You can assume anything you want! And that assumption, by itself, doesn't mean anything, so none of this should trouble you.

However, the fact that we can infer something (call it 'bla bla') from an assumption does mean something: it means that the conditional statement "if [assumption], then [bla bla] " is true.

With induction, the inductive step shows that for any $k$: if $P(k)$, then $P(k+1)$. To show that, you typically pick some arbitrary $k$, assume $P(k)$, and try to show $P(k+1)$. That may look as if it is assuming that $P(k)$ is true for any $k$, but it isn't.

Compare: Suppose I ask you to prove that any number divisible by $4$ is an even number.

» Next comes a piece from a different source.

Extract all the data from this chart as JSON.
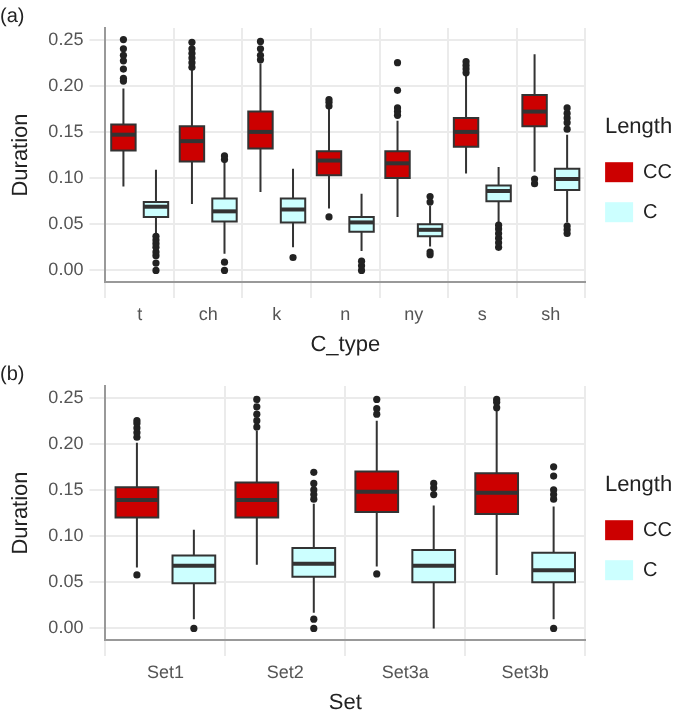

To do this, I assume you would start with: "OK, let's assume that $n$ is some arbitrary number divisible by $4$". But note: that is totally not the same as assuming that any arbitrary number is divisible by $4$. Likewise, when in the inductive step you assume that $k$ is some arbitrary umber for which $P(k)$ is true, you are not assuming that $P(k)$ is true for any number $k$.

Also note that the inductive step by itself also does not mean that $P(k)$ is true for any $k$. What the inductive step does mean is that if $P(1)$, then $P(2)$. And it also means that if $P(2)$, then $P(3)$. And that if $P(3)$, then $P(4)$. Etc. ... which does not mean $P(k)$ for any $k$.

But now throw in the base case $P(1)$, and suddenly you now can conclude $P(2)$, ... and therefore $P(3)$, ... and therefore $P(4)$, etc. ... meaning that between the inductive base and the inductive step, you obtain that $P(k)$ for any $k$.

Answer 2

I understand everything except the point "If $P(k)$ is true for all $k \geq 1, k \in \mathbb{Z}^{+}$". How can we make such an assumption? I could have also assumed that $P(k)$ is true for all $k \geq 2, k \in > \mathbb{Z}$. On what grounds are these assumptions valid?

Hint: If you want to prove that $A$ implies $B$, you can start by first assuming that $A$ is true and then prove that $B$ must also be true. Then you can conclude that $A$ implies $B$.

(Maybe proofs in propositional and predicate logic should be taught before proofs by induction.)